Dynamical neural model of lightness computation and perceptual fading of retinally stabilized images

Poster Presentation: Tuesday, May 21, 2024, 8:30 am – 12:30 pm, Banyan Breezeway
Session: Color, Light and Materials: Lightness, brightness

Michael Rudd1 (), Idris Shareef1; 1University of Nevada, Reno

We recently proposed a neural model that accounts to within <6% error for lightness matches made to Staircase Gelb and simultaneous contrast displays comprising real illuminated surfaces. Here, we demonstrate how the model accounts for the perceptual fading that occurs when images are stabilized on the retina (Troxler, 1804, Riggs et al., 1953). In the model, cortical lightness computations are derived from transient ON and OFF cell responses in the early visual system that are generated in the course of fixational eye movements. The ON and OFF responses are sorted by eye movement direction in visual cortex to produce a set of spatiotopic maps of ON and OFF activations. Activations within these maps trigger spatial filling-in of lightness and darkness within independent ON and OFF networks, which are combined at the final modeling stage to compute perceived reflectance (lightness). We elaborate these mechanisms to produce a more detailed neurophysiological theory. We propose how early temporal responses of ON and OFF cells are read out (decoded) in visual cortex to trigger lightness and darkness induction signals, and we explicitly model cortical magnification, which further improves the fit to psychophysical data.
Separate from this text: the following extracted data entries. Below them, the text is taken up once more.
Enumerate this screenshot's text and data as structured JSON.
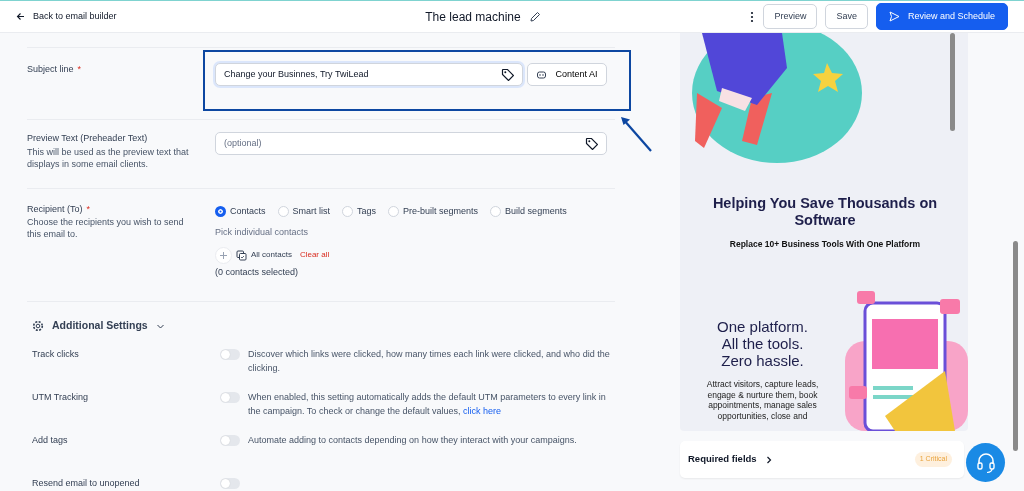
{
  "header": {
    "back_link": "Back to email builder",
    "title": "The lead machine",
    "buttons": [
      {
        "label": "Preview",
        "kind": "outline"
      },
      {
        "label": "Save",
        "kind": "outline"
      },
      {
        "label": "Review and Schedule",
        "kind": "primary"
      }
    ]
  },
  "subject": {
    "label": "Subject line",
    "required_mark": "*",
    "value": "Change your Businnes, Try TwiLead",
    "button": "Content AI"
  },
  "preview_text": {
    "label": "Preview Text (Preheader Text)",
    "help": "This will be used as the preview text that displays in some email clients.",
    "placeholder": "(optional)"
  },
  "recipient": {
    "label": "Recipient (To)",
    "required_mark": "*",
    "help": "Choose the recipients you wish to send this email to.",
    "options": [
      {
        "label": "Contacts",
        "selected": true
      },
      {
        "label": "Smart list",
        "selected": false
      },
      {
        "label": "Tags",
        "selected": false
      },
      {
        "label": "Pre-built segments",
        "selected": false
      },
      {
        "label": "Build segments",
        "selected": false
      }
    ],
    "hint": "Pick individual contacts",
    "all_contacts": "All contacts",
    "clear_all": "Clear all",
    "count": "(0 contacts selected)"
  },
  "additional_settings": {
    "title": "Additional Settings",
    "expanded": true,
    "items": [
      {
        "label": "Track clicks",
        "on": false,
        "description": "Discover which links were clicked, how many times each link were clicked, and who did the clicking."
      },
      {
        "label": "UTM Tracking",
        "on": false,
        "description": "When enabled, this setting automatically adds the default UTM parameters to every link in the campaign. To check or change the default values,",
        "link": "click here"
      },
      {
        "label": "Add tags",
        "on": false,
        "description": "Automate adding to contacts depending on how they interact with your campaigns."
      },
      {
        "label": "Resend email to unopened",
        "on": false
      }
    ]
  },
  "email_preview": {
    "heading": "Helping You Save Thousands on Software",
    "subheading": "Replace 10+ Business Tools With One Platform",
    "tagline": [
      "One platform.",
      "All the tools.",
      "Zero hassle."
    ],
    "body": "Attract visitors, capture leads, engage & nurture them, book appointments, manage sales opportunities, close and"
  },
  "required_fields": {
    "label": "Required fields",
    "badge": "1 Critical"
  }
}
Two key takeaways are: 1) the model accounts for multiple lightness phenomena, including fading of stabilized images, with high quantitative precision and in a biologically plausible way; 2) estimated rates of fixational eye movements known as microsaccades (Martinez-Conde et al., 2004) are too low to explain the dynamics of lightness phenomenology. We suggest that the higher rate eye movements known as tremor can better account for the perceptual data within the context of an otherwise identical neural framework. Correspondences between the model's processing stages and cortical neurophysiology will be discussed, and the computations performed at different model stages will be illustrated through a combination of still images and movies.